Le collectif Georgette Sand en donne une définition, en anaphore, dans une tribune publiée sur son site en 2019 :  "Le fait de reconnaître l'autre femme comme ma sœur, c'est se reconnaître victime d'une situation d'oppression spécifique et partagée – la domination masculine. Le fait de reconnaître l'autre femme comme ma sœur, c'est faire de la considération, de l'entraide, et non de la rivalité, la fondation des interactions féminines. Le fait de reconnaître l'autre femme comme ma sœur, c'est se donner les moyens d'agir. Le fait de reconnaître l'autre femme comme ma sœur, c'est faire advenir un ordre social bouleversé où les femmes seraient réellement les égales des hommes. La sororité, c'est se donner les moyens de nous venir en aide et de lutter ensemble".

D'où vient le concept de sororité ?

"Et même les femmes qui les haïssent ont bénéficié du courage de chacun des mouvements féministes. J'aimerais qu'elles le sachent ou qu'elles le sentent, car c'est le livre de l'amitié que je voudrais écrire, ou plutôt le livre de ce qui n'existe pas encore, d'un sentiment et d'un mot qui ne sont même pas dans le dictionnaire et qu'il faut bien appeler, faute de mieux, la 'fraternité féminine'", écrivait la féministe Benoîte Groult dans son best-seller Ainsi soit-elle, publié en 1975.  

L'autrice définit ici la sororité, un terme déjà popularisé outre-Atlantique par la féministe Robin Morgan et son recueil de poésies Sisterhood is powerful (La sororité est puissante en français).
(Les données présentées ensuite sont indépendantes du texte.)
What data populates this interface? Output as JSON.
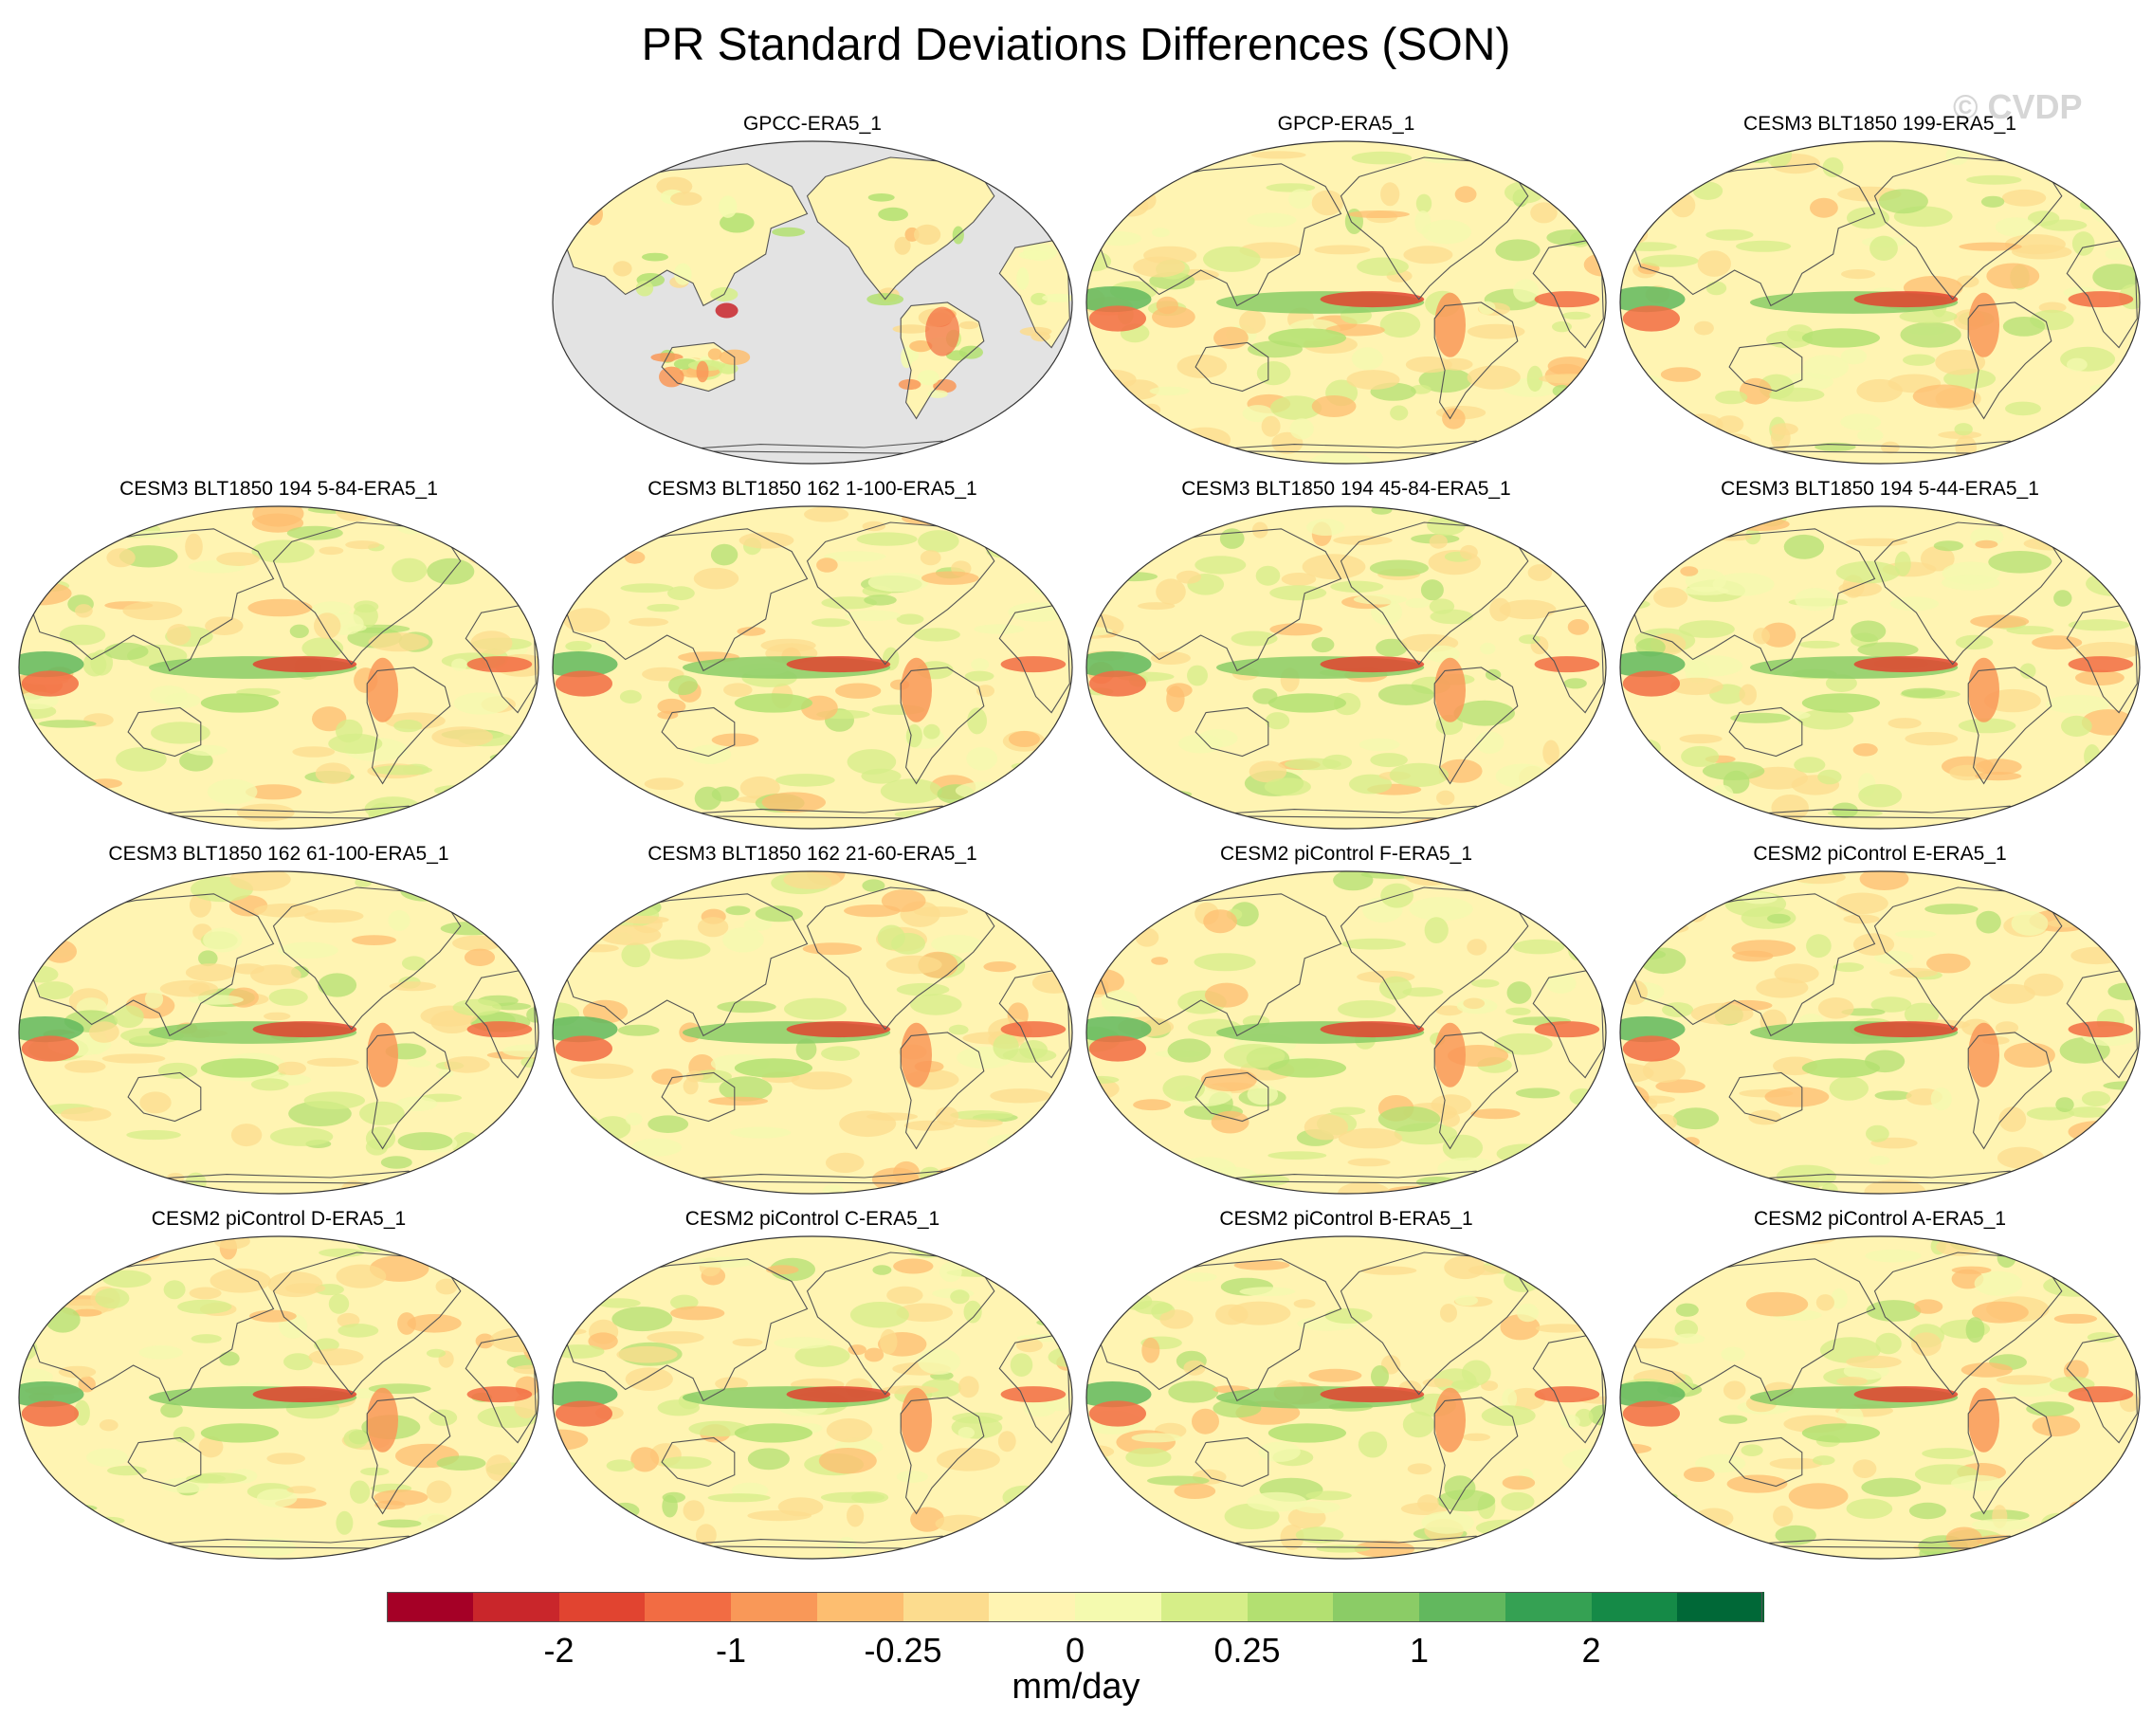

Présent dès la deuxième vague féministe qui s'étend de la fin des années 1960 et durant les années 1970, le concept de sororité est déjà au cœur de l'Hymne des femmes en 1971, emblème du Mouvement de libération des femmes (MLF). En voici un extrait : "Seules dans notre malheur, les femmes, L'une de l'autre ignorée, Ils nous ont divisées, les femmes, Et de nos sœurs séparées. Le temps de la colère, les femmes, Notre temps, est arrivé, Connaissons notre force, les femmes, Découvrons-nous des milliers".

Le concept recule et tombe peu à peu dans l'oubli jusqu'à il y a peu. Dans le sillage de l'affaire Weinstein, des mouvements #MeToo et #BalanceTonPorc, la sororité a réémergé. "Le mouvement #MeToo, c'est vraiment cette idée que moi aussi, ça m'est arrivé. Il y a un jeu de miroirs : ce que je vois dans l'autre femme, comme sœur, je le vois chez moi. C'est une sorte d'union dans la désunion, un mouvement qui traverse les classes sociales, les différentes appartenances… La sororité énonce le fait qu'il y a une oppression qui s'appelle la domination masculine et qui touche toutes les femmes", écrit la maîtresse de conférence en philosophie de l'éducation Bérengère Kolly, relayée dans la tribune du collectif Gorgette Sand, citée plus haut.

La sororité est désormais le terreau d'une quatrième vague féministe qui, après la dénonciation des violences sexuelles, doit renverser l'ordre établi du patriarcat. Le collectif Georgette Sand théorise ainsi cette quatrième vague: "si #MeToo a recensé autant de violences, ce n'est pas seulement parce que les violences des hommes sur les femmes font l'objet d'une acceptation générale. C'est aussi parce que ces dernières sont trop souvent dans des situations de subordination professionnelle ou familiale. La vraie révolution consiste à bouleverser cet ordre-là ensemble".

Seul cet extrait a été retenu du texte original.